The best way to get around this problem is to use a tripod.
- Mounting your camera to a tripod will allow you to set your camera to what you need to get the image you want, even if it means using a shutter speed of five minutes or even 30 minutes.
- Tripods can be cumbersome to carry around, as they are heavy, so if you are traveling or planning some landscape photography, you can pick up a smaller, travel tripod.
- If you forgot your tripod while out shooting, try to steady your camera on a sturdy surface or makeshift stand, like a bench or tree stump. This is not an ideal way to take photos at night, but it will work in a pinch!
How Do You Use Remote Release When Shooting at Night?
In order to hold down the shutter for longer than 30 seconds, use a remote or wired shutter release, preferably one that has a lock feature so you do not have to physically press the button. This helps you avoid any vibration since the act of pressing the shutter button can create movement in the image.

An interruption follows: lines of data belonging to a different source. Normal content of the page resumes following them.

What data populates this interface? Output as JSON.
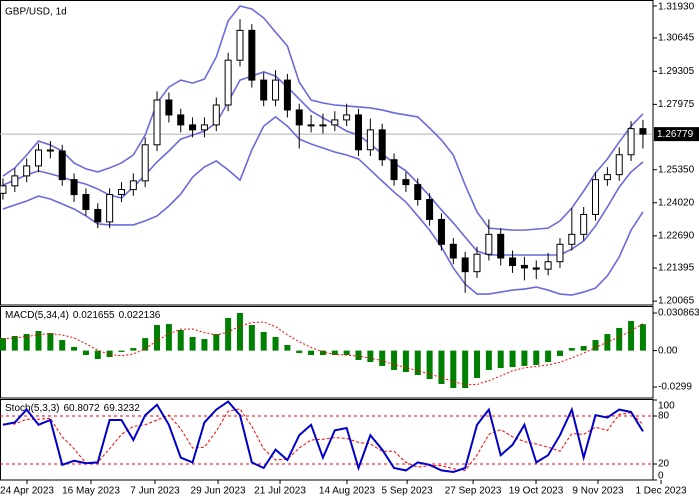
{
  "chart_data": [
    {
      "type": "candlestick",
      "title": "GBP/USD, 1d",
      "open": [
        1.244,
        1.247,
        1.251,
        1.255,
        1.2614,
        1.261,
        1.2495,
        1.2435,
        1.2375,
        1.2325,
        1.2435,
        1.2455,
        1.249,
        1.2635,
        1.2815,
        1.2755,
        1.2715,
        1.2695,
        1.2715,
        1.2795,
        1.2975,
        1.3095,
        1.2895,
        1.2815,
        1.2895,
        1.2775,
        1.2715,
        1.2715,
        1.2715,
        1.2735,
        1.2755,
        1.2615,
        1.2695,
        1.2575,
        1.2495,
        1.2475,
        1.2415,
        1.2335,
        1.2235,
        1.218,
        1.2125,
        1.2195,
        1.2275,
        1.218,
        1.215,
        1.214,
        1.2135,
        1.2165,
        1.2235,
        1.2275,
        1.2355,
        1.2495,
        1.2515,
        1.2595,
        1.27
      ],
      "high": [
        1.25,
        1.254,
        1.258,
        1.264,
        1.265,
        1.2635,
        1.252,
        1.246,
        1.24,
        1.246,
        1.2485,
        1.252,
        1.2665,
        1.285,
        1.2845,
        1.278,
        1.2745,
        1.2745,
        1.2825,
        1.3005,
        1.314,
        1.312,
        1.2925,
        1.2935,
        1.292,
        1.28,
        1.2755,
        1.276,
        1.277,
        1.28,
        1.278,
        1.274,
        1.272,
        1.26,
        1.2525,
        1.25,
        1.244,
        1.236,
        1.226,
        1.2205,
        1.2225,
        1.2335,
        1.23,
        1.221,
        1.2185,
        1.217,
        1.22,
        1.226,
        1.238,
        1.2385,
        1.2525,
        1.2545,
        1.2625,
        1.273,
        1.2735
      ],
      "low": [
        1.2415,
        1.2445,
        1.2485,
        1.2525,
        1.258,
        1.247,
        1.2405,
        1.235,
        1.23,
        1.23,
        1.2405,
        1.243,
        1.2465,
        1.261,
        1.2725,
        1.2685,
        1.2665,
        1.2665,
        1.269,
        1.277,
        1.295,
        1.2865,
        1.279,
        1.279,
        1.2745,
        1.262,
        1.2685,
        1.268,
        1.269,
        1.271,
        1.259,
        1.259,
        1.255,
        1.247,
        1.2445,
        1.239,
        1.231,
        1.221,
        1.2155,
        1.204,
        1.21,
        1.217,
        1.215,
        1.212,
        1.209,
        1.2095,
        1.211,
        1.214,
        1.221,
        1.225,
        1.233,
        1.247,
        1.249,
        1.257,
        1.262
      ],
      "close": [
        1.247,
        1.251,
        1.255,
        1.2614,
        1.261,
        1.2495,
        1.2435,
        1.2375,
        1.2325,
        1.2435,
        1.2455,
        1.249,
        1.2635,
        1.2815,
        1.2755,
        1.2715,
        1.2695,
        1.2715,
        1.2795,
        1.2975,
        1.3095,
        1.2895,
        1.2815,
        1.2895,
        1.2775,
        1.2715,
        1.2715,
        1.2715,
        1.2735,
        1.2755,
        1.2615,
        1.2695,
        1.2575,
        1.2495,
        1.2475,
        1.2415,
        1.2335,
        1.2235,
        1.218,
        1.2125,
        1.2195,
        1.2275,
        1.218,
        1.215,
        1.214,
        1.2135,
        1.2165,
        1.2235,
        1.2275,
        1.2355,
        1.2495,
        1.2515,
        1.2595,
        1.27,
        1.26779
      ],
      "overlays": [
        {
          "color": "#6a6ade",
          "values": [
            1.2509,
            1.2542,
            1.2594,
            1.265,
            1.2634,
            1.261,
            1.2562,
            1.2538,
            1.2526,
            1.2542,
            1.2562,
            1.2594,
            1.2674,
            1.2803,
            1.2867,
            1.2895,
            1.2883,
            1.2899,
            1.2988,
            1.3133,
            1.3193,
            1.3181,
            1.3145,
            1.3088,
            1.3032,
            1.2887,
            1.2815,
            1.2803,
            1.2795,
            1.2791,
            1.2787,
            1.2783,
            1.2775,
            1.2763,
            1.2755,
            1.2747,
            1.2702,
            1.2654,
            1.2594,
            1.2473,
            1.2365,
            1.23,
            1.2296,
            1.2292,
            1.2292,
            1.2296,
            1.23,
            1.2329,
            1.2381,
            1.2449,
            1.2522,
            1.2578,
            1.2646,
            1.271,
            1.2759
          ]
        },
        {
          "color": "#6a6ade",
          "values": [
            1.2473,
            1.2493,
            1.2514,
            1.253,
            1.2518,
            1.2505,
            1.2489,
            1.2477,
            1.2457,
            1.2433,
            1.2421,
            1.2465,
            1.2514,
            1.2566,
            1.261,
            1.2658,
            1.2674,
            1.269,
            1.2723,
            1.2807,
            1.2895,
            1.2911,
            1.2928,
            1.2911,
            1.2867,
            1.2819,
            1.2771,
            1.2743,
            1.2718,
            1.269,
            1.2674,
            1.2638,
            1.2598,
            1.2562,
            1.253,
            1.2481,
            1.2429,
            1.2373,
            1.2321,
            1.2264,
            1.2208,
            1.2192,
            1.2192,
            1.2192,
            1.2192,
            1.2192,
            1.2192,
            1.2192,
            1.2216,
            1.2248,
            1.2309,
            1.2385,
            1.2465,
            1.2526,
            1.2566
          ]
        },
        {
          "color": "#6a6ade",
          "values": [
            1.2377,
            1.2393,
            1.2409,
            1.2429,
            1.2417,
            1.2397,
            1.2377,
            1.2349,
            1.2317,
            1.2313,
            1.2313,
            1.2313,
            1.2329,
            1.2349,
            1.2389,
            1.2437,
            1.2505,
            1.2546,
            1.257,
            1.2534,
            1.2493,
            1.2614,
            1.271,
            1.2747,
            1.271,
            1.2658,
            1.2638,
            1.2622,
            1.2606,
            1.2594,
            1.2578,
            1.2534,
            1.2489,
            1.2445,
            1.2405,
            1.2349,
            1.2292,
            1.2224,
            1.214,
            1.2075,
            1.2035,
            1.2035,
            1.2043,
            1.2051,
            1.2055,
            1.2063,
            1.2051,
            1.2035,
            1.2031,
            1.2043,
            1.2059,
            1.2108,
            1.2184,
            1.2292,
            1.2365
          ]
        }
      ],
      "last_price_color": "#000000",
      "xlim": [
        -0.25,
        54.85
      ],
      "xticks": [
        {
          "value": 2.03,
          "label": "24 Apr 2023"
        },
        {
          "value": 7.43,
          "label": "16 May 2023"
        },
        {
          "value": 12.83,
          "label": "7 Jun 2023"
        },
        {
          "value": 18.15,
          "label": "29 Jun 2023"
        },
        {
          "value": 23.38,
          "label": "21 Jul 2023"
        },
        {
          "value": 29.03,
          "label": "14 Aug 2023"
        },
        {
          "value": 34.1,
          "label": "5 Sep 2023"
        },
        {
          "value": 39.67,
          "label": "27 Sep 2023"
        },
        {
          "value": 44.98,
          "label": "19 Oct 2023"
        },
        {
          "value": 50.21,
          "label": "9 Nov 2023"
        },
        {
          "value": 55.53,
          "label": "1 Dec 2023"
        }
      ],
      "ylim": [
        1.1991,
        1.3213
      ],
      "yticks": [
        {
          "value": 1.3193,
          "label": "1.31930"
        },
        1.30645,
        1.29305,
        1.27975,
        {
          "value": 1.2535,
          "label": "1.25350"
        },
        {
          "value": 1.2402,
          "label": "1.24020"
        },
        {
          "value": 1.2269,
          "label": "1.22690"
        },
        1.21395,
        1.20065
      ]
    },
    {
      "type": "macd",
      "title": "MACD(5,34,4)",
      "color": "#008000",
      "signal_color": "#ff0000",
      "values": [
        0.0103,
        0.012,
        0.0136,
        0.0161,
        0.0144,
        0.0087,
        0.003,
        -0.0036,
        -0.0069,
        -0.0053,
        -0.0011,
        0.0021,
        0.0103,
        0.021,
        0.0218,
        0.0169,
        0.0112,
        0.0095,
        0.0136,
        0.0268,
        0.0309,
        0.021,
        0.0153,
        0.0112,
        0.0046,
        -0.002,
        -0.0036,
        -0.0036,
        -0.0036,
        -0.0036,
        -0.0077,
        -0.0094,
        -0.0126,
        -0.0159,
        -0.0176,
        -0.02,
        -0.0233,
        -0.0274,
        -0.0307,
        -0.0307,
        -0.0225,
        -0.0159,
        -0.0143,
        -0.0135,
        -0.0126,
        -0.0118,
        -0.0094,
        -0.0044,
        0.0021,
        0.0038,
        0.0087,
        0.0136,
        0.0186,
        0.0243,
        0.021655
      ],
      "signal": [
        0.0095,
        0.0105,
        0.0115,
        0.013,
        0.014,
        0.0128,
        0.0105,
        0.0056,
        0.0003,
        -0.0032,
        -0.0042,
        -0.0028,
        0.0015,
        0.0081,
        0.0138,
        0.0175,
        0.0177,
        0.0148,
        0.0128,
        0.0153,
        0.0202,
        0.023,
        0.0235,
        0.0196,
        0.013,
        0.0073,
        0.0026,
        -0.0012,
        -0.0032,
        -0.0036,
        -0.0046,
        -0.0061,
        -0.0083,
        -0.0114,
        -0.0139,
        -0.0165,
        -0.0192,
        -0.0221,
        -0.0254,
        -0.028,
        -0.0278,
        -0.0247,
        -0.0208,
        -0.0165,
        -0.0141,
        -0.013,
        -0.0118,
        -0.0095,
        -0.006,
        -0.002,
        0.0025,
        0.007,
        0.0112,
        0.0163,
        0.022136
      ],
      "ylim": [
        -0.0389,
        0.0358
      ],
      "yticks": [
        0.030863,
        {
          "value": 0,
          "label": "0.00"
        },
        -0.0299
      ]
    },
    {
      "type": "stochastic",
      "title": "Stoch(5,3,3)",
      "color": "#0000cc",
      "signal_color": "#ff0000",
      "values": [
        69,
        72,
        88,
        69,
        75,
        19,
        24,
        21,
        22,
        75,
        75,
        50,
        81,
        94,
        69,
        28,
        22,
        72,
        88,
        98,
        81,
        22,
        15,
        38,
        25,
        56,
        69,
        28,
        62,
        65,
        15,
        56,
        38,
        15,
        12,
        22,
        19,
        12,
        10,
        15,
        69,
        88,
        31,
        44,
        69,
        22,
        31,
        56,
        88,
        28,
        81,
        78,
        88,
        85,
        60.8072
      ],
      "signal": [
        70,
        70,
        76,
        76,
        77,
        54,
        39,
        21,
        22,
        39,
        57,
        67,
        69,
        75,
        81,
        64,
        40,
        41,
        61,
        86,
        89,
        67,
        39,
        25,
        26,
        40,
        50,
        51,
        53,
        52,
        47,
        45,
        36,
        36,
        22,
        16,
        18,
        18,
        14,
        12,
        31,
        57,
        63,
        54,
        48,
        45,
        41,
        36,
        58,
        57,
        66,
        62,
        82,
        84,
        69.3232
      ],
      "levels": [
        20,
        80
      ],
      "ylim": [
        0,
        100
      ],
      "yticks": [
        100,
        80,
        20,
        0
      ]
    }
  ]
}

- A remote shutter release works by the photographer releasing the shutter using a special device like a television remote for their camera.

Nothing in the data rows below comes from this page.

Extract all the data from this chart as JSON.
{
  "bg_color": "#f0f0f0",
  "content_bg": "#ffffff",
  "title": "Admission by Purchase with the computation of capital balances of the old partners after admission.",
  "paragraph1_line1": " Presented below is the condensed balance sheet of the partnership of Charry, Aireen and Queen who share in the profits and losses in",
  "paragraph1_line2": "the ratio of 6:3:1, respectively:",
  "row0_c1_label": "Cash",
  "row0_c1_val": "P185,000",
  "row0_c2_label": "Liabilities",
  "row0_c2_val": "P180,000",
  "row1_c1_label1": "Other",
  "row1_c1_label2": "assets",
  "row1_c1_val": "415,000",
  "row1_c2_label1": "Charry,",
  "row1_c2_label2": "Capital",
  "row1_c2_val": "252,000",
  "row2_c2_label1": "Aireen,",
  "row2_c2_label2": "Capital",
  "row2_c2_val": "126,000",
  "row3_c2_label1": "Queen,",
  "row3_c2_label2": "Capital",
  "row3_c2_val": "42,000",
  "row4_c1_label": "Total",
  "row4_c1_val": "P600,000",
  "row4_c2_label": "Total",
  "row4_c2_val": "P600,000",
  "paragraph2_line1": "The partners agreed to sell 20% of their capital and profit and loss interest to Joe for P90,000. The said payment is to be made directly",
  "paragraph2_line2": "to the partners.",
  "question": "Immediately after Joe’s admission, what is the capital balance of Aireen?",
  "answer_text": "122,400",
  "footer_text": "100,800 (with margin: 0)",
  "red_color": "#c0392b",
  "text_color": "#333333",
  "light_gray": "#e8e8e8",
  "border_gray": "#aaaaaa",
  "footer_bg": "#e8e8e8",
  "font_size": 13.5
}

- It means the photographer does not have to touch the camera, which risks moving, vibrating, or even knocking the camera over.
- If you do not yet have a remote shutter release, a viable workaround is to use the self-timing feature on your camera, which releases the shutter any number of seconds after pressing the shutter button on the camera.
What Does Shooting in RAW Mean?
When shooting night photography, set your camera to shoot in RAW format, rather than JPEG.
- RAW format helps nighttime photographers because it produces higher quality 14-bit images, rather than the 8-bit images JPEG produces.
- A camera captures the brightest end of the color scale best, but at night you are shooting the lowest end of the color scale, with a lot of areas of dark colors or even black.
- Shooting at a higher 14-bit allows the camera to process more colors and prevent any banding that may happen in the darker areas of the image (banding is when color gradient transitions on an image are abrupt and do not look natural).
How Do You Edit Night Photography Images?
Post-processing is an important part of editing photographs taken at night. Take your RAW images and upload them to a post-processing software like Adobe Photoshop or Lightroom. Here, you can adjust the exposure and contrast, but also punch up small details like star trails for an ethereal effect.
By experiencing and expressing the earth at night, night photography is a means for a photographer to convey the world with a completely different perspective. Night photography can conjure different emotions with your images than daytime photography can, showing the world with a sense of emptiness, vibrancy, potential, and life.